Archbishop John McQuaid
(Left to right) THE GINGER MAN producer Philip Wiseman, its author JP Donleavy and leading actor Richard Harris read reviews of the Gaiety production in THE IRISH TIMES of October 29, 1959. The management of the theatre, noted the newspaper, announced in a statement last night that the play’s run “will be discontinued after to-night’s performance because of the lack of co-operation by Spur Productions Ltd. of London, in refusing to make cuts as demanded by the management on Monday.”

Impressed by the Variety Club of Great Britain, which raised money for underprivileged children, Louis decided to bring it to Ireland. On August 7, 1951, the Variety Club of Ireland (Tent 41) was constituted by charter by Variety Clubs International, in affiliation with all Variety’s existing Tents. Louis was first Chief Barker (president), a position to which he was reappointed three times. In May 1962, by then Irish Chief Barker for the fourth time, he brought the World Variety Club Convention to Dublin, under the chairmanship of the famous Irish comedian and actor, Jack Cruise. Some 900 people from the US attended, 150 from the UK and scores more from Canada, Mexico and Latin America. They included Variety’s Chief Barker Edward Emmanuel, International Chief Barker Elect Rotus Harvey, Billy Butlin and Jimmy Carreras.

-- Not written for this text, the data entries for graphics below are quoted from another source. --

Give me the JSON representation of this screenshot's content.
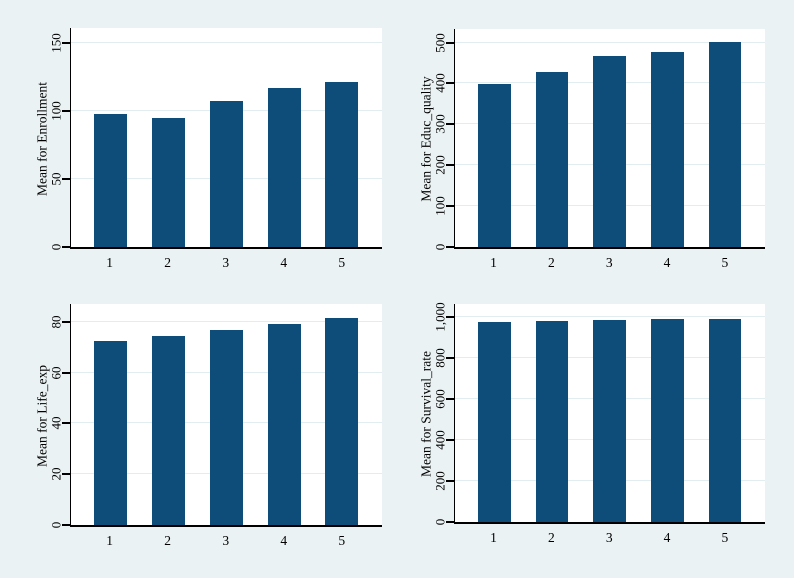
{
  "colors": {
    "background": "#eaf2f3",
    "plot_background": "#ffffff",
    "bar": "#0e4d7a",
    "grid": "#e2edf2",
    "axis": "#000000",
    "text": "#000000"
  },
  "chart_data": [
    {
      "type": "bar",
      "ylabel": "Mean for Enrollment",
      "xlabel": "",
      "categories": [
        "1",
        "2",
        "3",
        "4",
        "5"
      ],
      "values": [
        98,
        95,
        107,
        117,
        121
      ],
      "yticks": [
        0,
        50,
        100,
        150
      ],
      "ytick_labels": [
        "0",
        "50",
        "100",
        "150"
      ],
      "ylim": [
        0,
        161
      ],
      "grid": true,
      "legend": "none"
    },
    {
      "type": "bar",
      "ylabel": "Mean for Educ_quality",
      "xlabel": "",
      "categories": [
        "1",
        "2",
        "3",
        "4",
        "5"
      ],
      "values": [
        398,
        428,
        466,
        478,
        502
      ],
      "yticks": [
        0,
        100,
        200,
        300,
        400,
        500
      ],
      "ytick_labels": [
        "0",
        "100",
        "200",
        "300",
        "400",
        "500"
      ],
      "ylim": [
        0,
        533
      ],
      "grid": true,
      "legend": "none"
    },
    {
      "type": "bar",
      "ylabel": "Mean for Life_exp",
      "xlabel": "",
      "categories": [
        "1",
        "2",
        "3",
        "4",
        "5"
      ],
      "values": [
        72.4,
        74.3,
        76.7,
        79,
        81.3
      ],
      "yticks": [
        0,
        20,
        40,
        60,
        80
      ],
      "ytick_labels": [
        "0",
        "20",
        "40",
        "60",
        "80"
      ],
      "ylim": [
        0,
        87
      ],
      "grid": true,
      "legend": "none"
    },
    {
      "type": "bar",
      "ylabel": "Mean for Survival_rate",
      "xlabel": "",
      "categories": [
        "1",
        "2",
        "3",
        "4",
        "5"
      ],
      "values": [
        976,
        981,
        988,
        989,
        992
      ],
      "yticks": [
        0,
        200,
        400,
        600,
        800,
        1000
      ],
      "ytick_labels": [
        "0",
        "200",
        "400",
        "600",
        "800",
        "1,000"
      ],
      "ylim": [
        0,
        1064
      ],
      "grid": true,
      "legend": "none"
    }
  ]
}
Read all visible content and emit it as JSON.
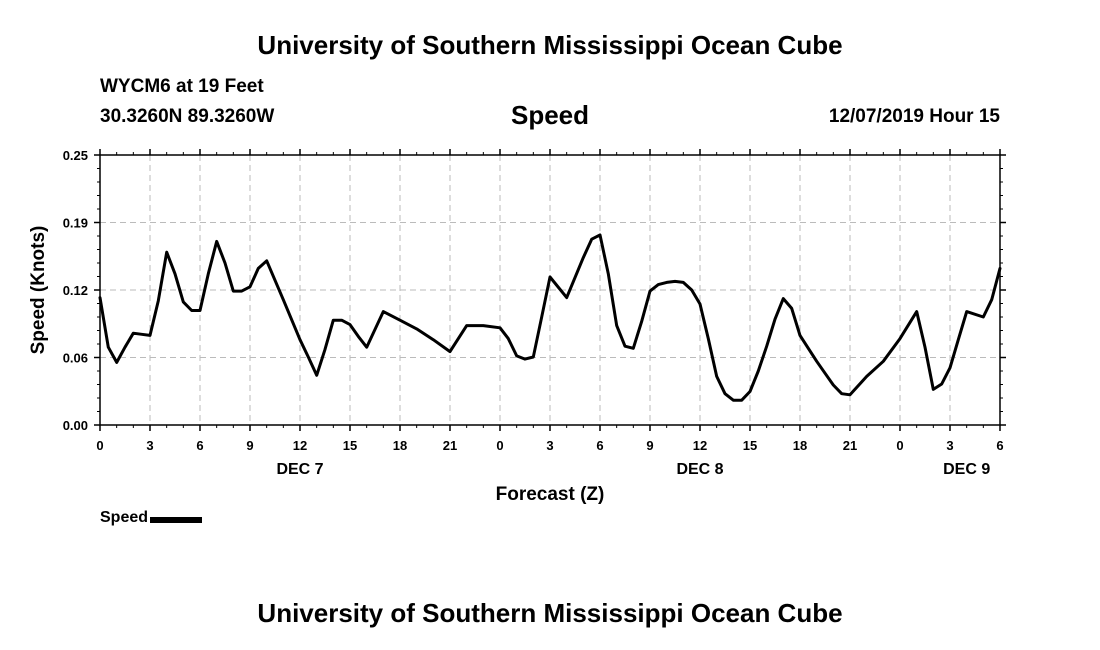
{
  "header": {
    "title": "University of Southern Mississippi Ocean Cube",
    "station": "WYCM6 at 19 Feet",
    "coords": "30.3260N 89.3260W",
    "subtitle": "Speed",
    "runtime": "12/07/2019 Hour 15"
  },
  "footer": {
    "title": "University of Southern Mississippi Ocean Cube"
  },
  "legend": {
    "label": "Speed"
  },
  "chart_data": {
    "type": "line",
    "xlabel": "Forecast (Z)",
    "ylabel": "Speed (Knots)",
    "ylim": [
      0,
      0.25
    ],
    "xlim": [
      0,
      54
    ],
    "yticks": [
      "0.00",
      "0.06",
      "0.12",
      "0.19",
      "0.25"
    ],
    "xticks": [
      "0",
      "3",
      "6",
      "9",
      "12",
      "15",
      "18",
      "21",
      "0",
      "3",
      "6",
      "9",
      "12",
      "15",
      "18",
      "21",
      "0",
      "3",
      "6"
    ],
    "day_labels": [
      {
        "label": "DEC 7",
        "hours_since_start": 12
      },
      {
        "label": "DEC 8",
        "hours_since_start": 36
      },
      {
        "label": "DEC 9",
        "hours_since_start": 52
      }
    ],
    "grid": true,
    "series": [
      {
        "name": "Speed",
        "color": "#000000",
        "x": [
          0,
          0.5,
          1,
          1.5,
          2,
          2.5,
          3,
          3.5,
          4,
          4.5,
          5,
          5.5,
          6,
          6.5,
          7,
          7.5,
          8,
          8.5,
          9,
          9.5,
          10,
          11,
          12,
          12.5,
          13,
          13.5,
          14,
          14.5,
          15,
          15.5,
          16,
          17,
          18,
          19,
          20,
          21,
          22,
          23,
          24,
          24.5,
          25,
          25.5,
          26,
          26.5,
          27,
          28,
          29,
          29.5,
          30,
          30.5,
          31,
          31.5,
          32,
          32.5,
          33,
          33.5,
          34,
          34.5,
          35,
          35.5,
          36,
          36.5,
          37,
          37.5,
          38,
          38.5,
          39,
          39.5,
          40,
          40.5,
          41,
          41.5,
          42,
          42.5,
          43,
          43.5,
          44,
          44.5,
          45,
          46,
          47,
          48,
          49,
          49.5,
          50,
          50.5,
          51,
          51.5,
          52,
          53,
          53.5,
          54
        ],
        "values": [
          0.118,
          0.072,
          0.058,
          0.072,
          0.085,
          0.084,
          0.083,
          0.115,
          0.16,
          0.14,
          0.114,
          0.106,
          0.106,
          0.14,
          0.17,
          0.15,
          0.124,
          0.124,
          0.128,
          0.145,
          0.152,
          0.116,
          0.079,
          0.063,
          0.046,
          0.07,
          0.097,
          0.097,
          0.093,
          0.082,
          0.072,
          0.105,
          0.097,
          0.089,
          0.079,
          0.068,
          0.092,
          0.092,
          0.09,
          0.08,
          0.064,
          0.061,
          0.063,
          0.1,
          0.137,
          0.118,
          0.155,
          0.172,
          0.176,
          0.14,
          0.092,
          0.073,
          0.071,
          0.096,
          0.124,
          0.13,
          0.132,
          0.133,
          0.132,
          0.125,
          0.112,
          0.08,
          0.045,
          0.029,
          0.023,
          0.023,
          0.031,
          0.05,
          0.073,
          0.098,
          0.117,
          0.108,
          0.083,
          0.071,
          0.059,
          0.048,
          0.037,
          0.029,
          0.028,
          0.045,
          0.059,
          0.08,
          0.105,
          0.072,
          0.033,
          0.038,
          0.053,
          0.079,
          0.105,
          0.1,
          0.116,
          0.145
        ]
      }
    ]
  }
}
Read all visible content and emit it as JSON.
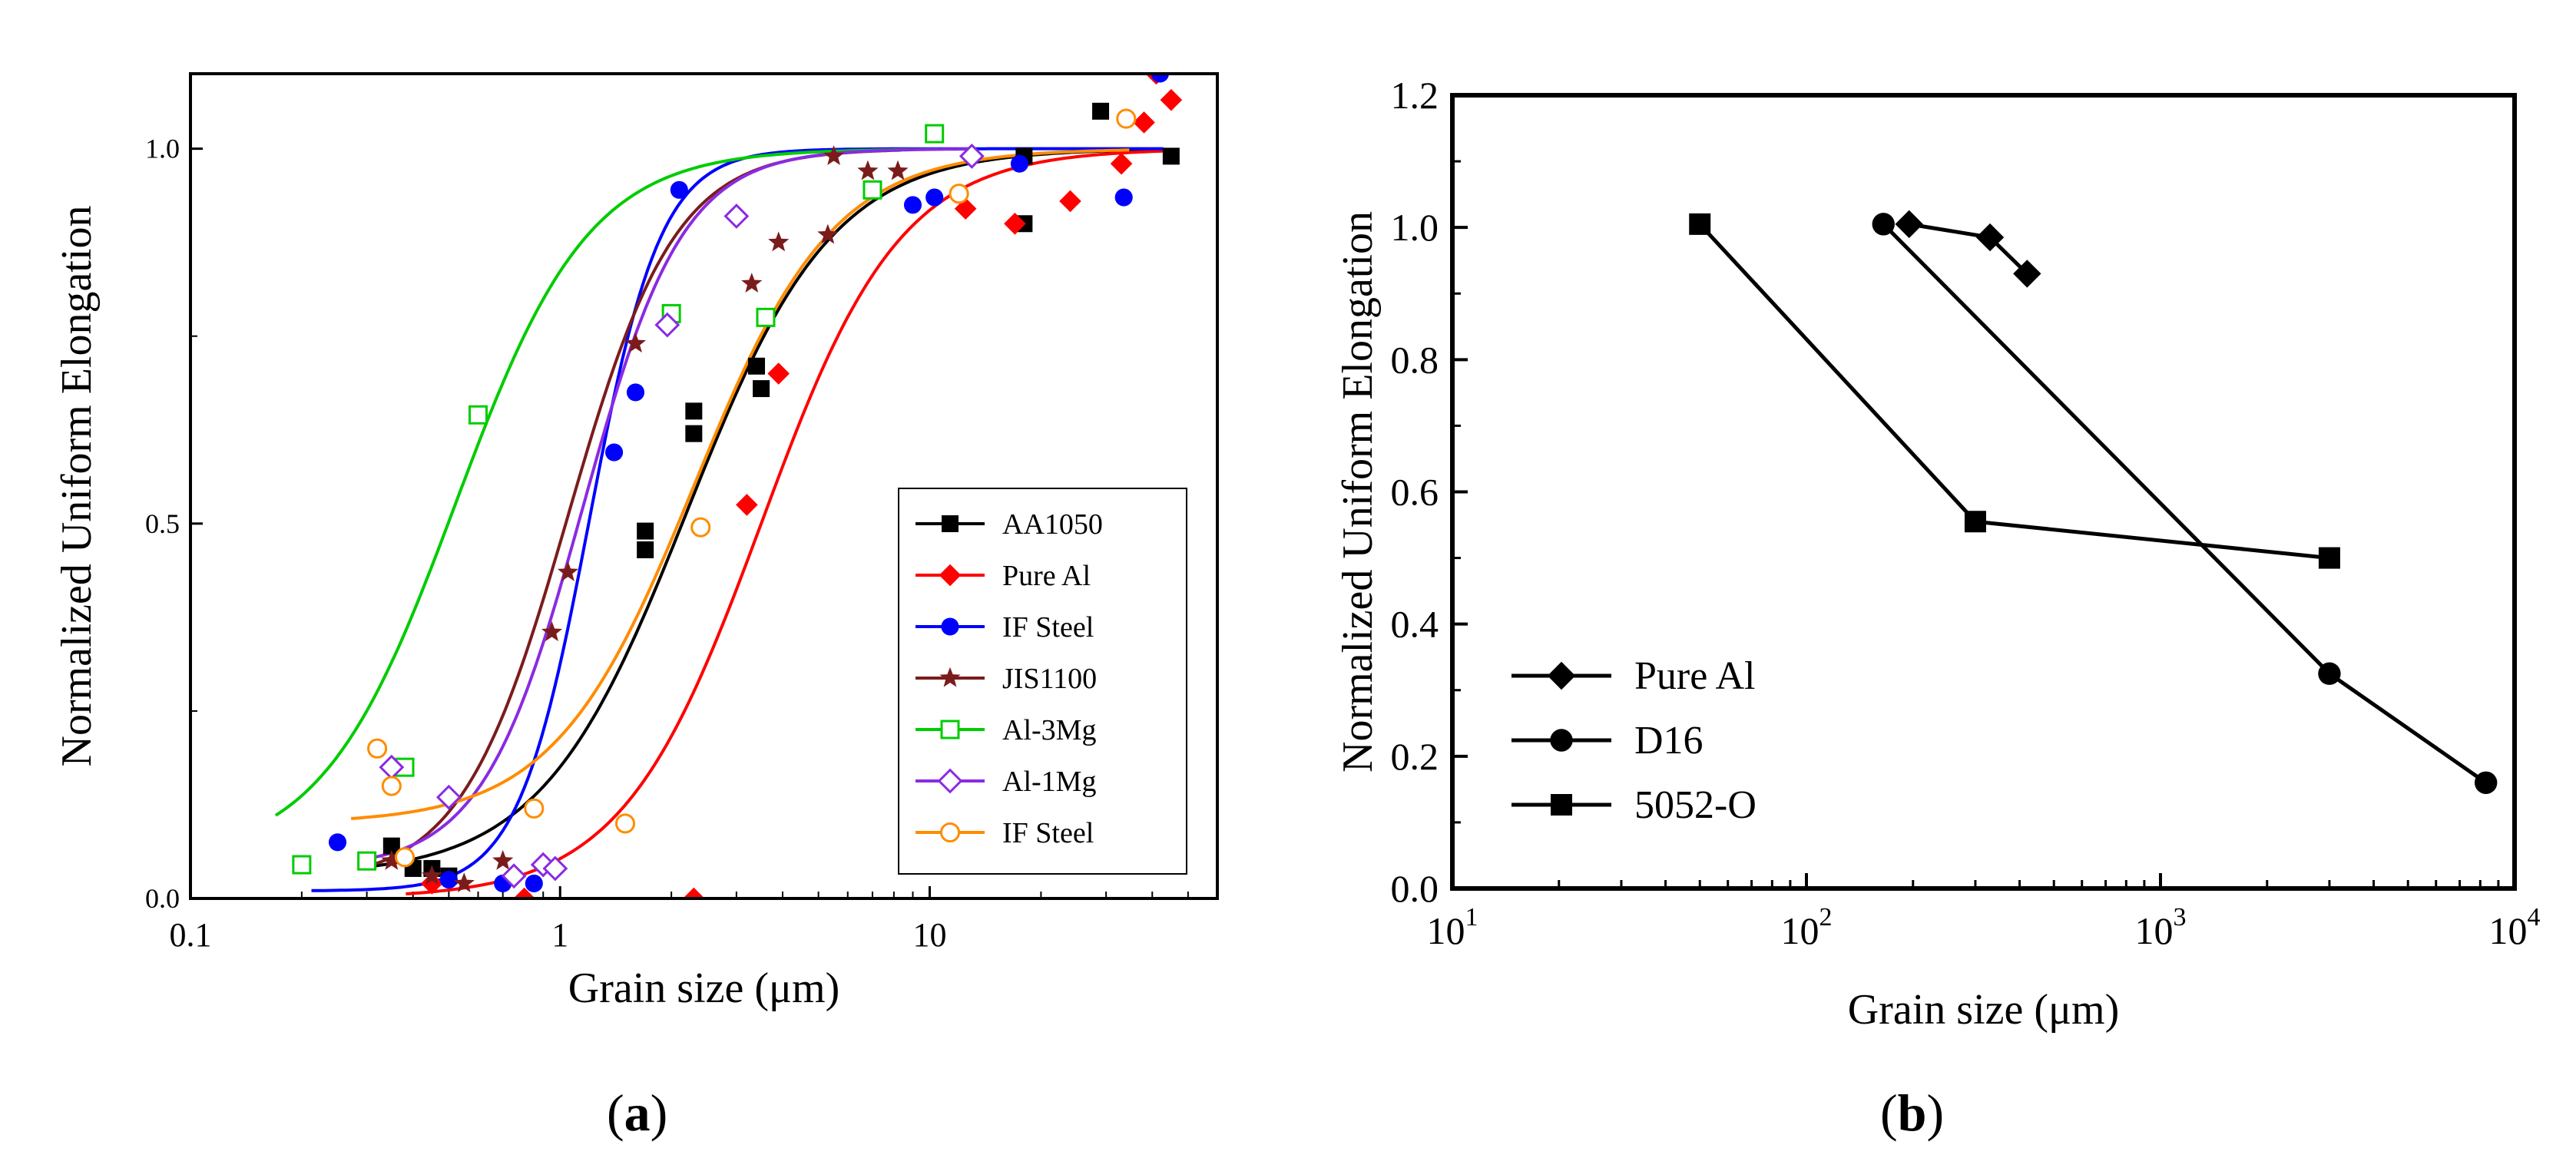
{
  "chart_data": [
    {
      "id": "a",
      "type": "scatter",
      "caption": "a",
      "xlabel": "Grain size (μm)",
      "ylabel": "Normalized Uniform Elongation",
      "xscale": "log",
      "xlim": [
        0.1,
        60
      ],
      "ylim": [
        0,
        1.1
      ],
      "xticks": [
        {
          "v": 0.1,
          "label": "0.1"
        },
        {
          "v": 1,
          "label": "1"
        },
        {
          "v": 10,
          "label": "10"
        }
      ],
      "yticks": [
        {
          "v": 0,
          "label": "0.0"
        },
        {
          "v": 0.5,
          "label": "0.5"
        },
        {
          "v": 1.0,
          "label": "1.0"
        }
      ],
      "legend_position": "bottom-right",
      "series": [
        {
          "name": "AA1050",
          "color": "#000000",
          "marker": "square-filled",
          "points": [
            [
              0.35,
              0.07
            ],
            [
              0.4,
              0.04
            ],
            [
              0.45,
              0.04
            ],
            [
              0.5,
              0.03
            ],
            [
              1.7,
              0.49
            ],
            [
              1.7,
              0.465
            ],
            [
              2.3,
              0.62
            ],
            [
              2.3,
              0.65
            ],
            [
              3.4,
              0.71
            ],
            [
              3.5,
              0.68
            ],
            [
              18,
              0.9
            ],
            [
              18,
              0.99
            ],
            [
              29,
              1.05
            ],
            [
              45,
              0.99
            ]
          ],
          "curve": {
            "x0": 2.2,
            "k": 2.2,
            "ymin": 0.03,
            "ymax": 1.0
          }
        },
        {
          "name": "Pure Al",
          "color": "#ff0000",
          "marker": "diamond-filled",
          "points": [
            [
              0.45,
              0.02
            ],
            [
              0.8,
              0.0
            ],
            [
              2.3,
              0.0
            ],
            [
              3.2,
              0.525
            ],
            [
              3.9,
              0.7
            ],
            [
              12.5,
              0.92
            ],
            [
              17,
              0.9
            ],
            [
              24,
              0.93
            ],
            [
              33,
              0.98
            ],
            [
              38,
              1.035
            ],
            [
              41,
              1.1
            ],
            [
              45,
              1.065
            ]
          ],
          "curve": {
            "x0": 3.5,
            "k": 2.3,
            "ymin": 0.0,
            "ymax": 1.0
          }
        },
        {
          "name": "IF Steel",
          "color": "#0000ff",
          "marker": "circle-filled",
          "points": [
            [
              0.25,
              0.075
            ],
            [
              0.5,
              0.025
            ],
            [
              0.7,
              0.02
            ],
            [
              0.85,
              0.02
            ],
            [
              1.4,
              0.595
            ],
            [
              1.6,
              0.675
            ],
            [
              2.1,
              0.945
            ],
            [
              9,
              0.925
            ],
            [
              10.3,
              0.935
            ],
            [
              17.5,
              0.98
            ],
            [
              33.5,
              0.935
            ],
            [
              42,
              1.1
            ]
          ],
          "curve": {
            "x0": 1.2,
            "k": 4.5,
            "ymin": 0.01,
            "ymax": 1.0
          }
        },
        {
          "name": "JIS1100",
          "color": "#7b1c1c",
          "marker": "star-filled",
          "points": [
            [
              0.35,
              0.05
            ],
            [
              0.45,
              0.03
            ],
            [
              0.55,
              0.02
            ],
            [
              0.7,
              0.05
            ],
            [
              0.95,
              0.355
            ],
            [
              1.05,
              0.435
            ],
            [
              1.6,
              0.74
            ],
            [
              3.3,
              0.82
            ],
            [
              3.9,
              0.875
            ],
            [
              5.3,
              0.885
            ],
            [
              5.5,
              0.99
            ],
            [
              6.8,
              0.97
            ],
            [
              8.2,
              0.97
            ]
          ],
          "curve": {
            "x0": 1.05,
            "k": 3.0,
            "ymin": 0.02,
            "ymax": 1.0
          }
        },
        {
          "name": "Al-3Mg",
          "color": "#00cc00",
          "marker": "square-open",
          "points": [
            [
              0.2,
              0.045
            ],
            [
              0.3,
              0.05
            ],
            [
              0.38,
              0.175
            ],
            [
              0.6,
              0.645
            ],
            [
              2.0,
              0.78
            ],
            [
              3.6,
              0.775
            ],
            [
              7.0,
              0.945
            ],
            [
              10.3,
              1.02
            ]
          ],
          "curve": {
            "x0": 0.52,
            "k": 2.4,
            "ymin": 0.05,
            "ymax": 1.0
          }
        },
        {
          "name": "Al-1Mg",
          "color": "#8a2be2",
          "marker": "diamond-open",
          "points": [
            [
              0.35,
              0.175
            ],
            [
              0.5,
              0.135
            ],
            [
              0.75,
              0.03
            ],
            [
              0.9,
              0.045
            ],
            [
              0.97,
              0.04
            ],
            [
              1.95,
              0.765
            ],
            [
              3.0,
              0.91
            ],
            [
              13,
              0.99
            ]
          ],
          "curve": {
            "x0": 1.15,
            "k": 3.2,
            "ymin": 0.04,
            "ymax": 1.0
          }
        },
        {
          "name": "IF Steel",
          "color": "#ff8c00",
          "marker": "circle-open",
          "points": [
            [
              0.32,
              0.2
            ],
            [
              0.35,
              0.15
            ],
            [
              0.38,
              0.055
            ],
            [
              0.85,
              0.12
            ],
            [
              1.5,
              0.1
            ],
            [
              2.4,
              0.495
            ],
            [
              12,
              0.94
            ],
            [
              34,
              1.04
            ]
          ],
          "curve": {
            "x0": 2.3,
            "k": 2.3,
            "ymin": 0.1,
            "ymax": 1.0
          }
        }
      ]
    },
    {
      "id": "b",
      "type": "line",
      "caption": "b",
      "xlabel": "Grain size (μm)",
      "ylabel": "Normalized Uniform Elongation",
      "xscale": "log",
      "xlim": [
        10,
        10000
      ],
      "ylim": [
        0,
        1.2
      ],
      "xticks": [
        {
          "v": 10,
          "base": "10",
          "exp": "1"
        },
        {
          "v": 100,
          "base": "10",
          "exp": "2"
        },
        {
          "v": 1000,
          "base": "10",
          "exp": "3"
        },
        {
          "v": 10000,
          "base": "10",
          "exp": "4"
        }
      ],
      "yticks": [
        {
          "v": 0.0,
          "label": "0.0"
        },
        {
          "v": 0.2,
          "label": "0.2"
        },
        {
          "v": 0.4,
          "label": "0.4"
        },
        {
          "v": 0.6,
          "label": "0.6"
        },
        {
          "v": 0.8,
          "label": "0.8"
        },
        {
          "v": 1.0,
          "label": "1.0"
        },
        {
          "v": 1.2,
          "label": "1.2"
        }
      ],
      "legend_position": "bottom-left",
      "series": [
        {
          "name": "Pure Al",
          "color": "#000000",
          "marker": "diamond-filled",
          "points": [
            [
              195,
              1.005
            ],
            [
              330,
              0.985
            ],
            [
              420,
              0.93
            ]
          ]
        },
        {
          "name": "D16",
          "color": "#000000",
          "marker": "circle-filled",
          "points": [
            [
              165,
              1.005
            ],
            [
              3000,
              0.325
            ],
            [
              8300,
              0.16
            ]
          ]
        },
        {
          "name": "5052-O",
          "color": "#000000",
          "marker": "square-filled",
          "points": [
            [
              50,
              1.005
            ],
            [
              300,
              0.555
            ],
            [
              3000,
              0.5
            ]
          ]
        }
      ]
    }
  ]
}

In 1953, Louis became first chairman of the newly created Council of the Cinema and Theatre Benevolent Society of Ireland. In 1954, the Cork Film Festival was launched — which runs annually to this day. Louis was involved in its early planning, advising and encouraging its director, Dermot Breen. He was a regular at the festival during the remaining 11 years of his life, and on its 10th anniversary, his name was included in a select list of international patrons.

Ardmore Studios, too, was about Ireland as much as about film for Louis. Ireland had insufficient funding to produce indigenous films. Louis and his partners planned to use the profits earned from serving foreign film companies to make Irish movies with world appeal, and thus help halt Hollywood’s defining of Irish cinema culture.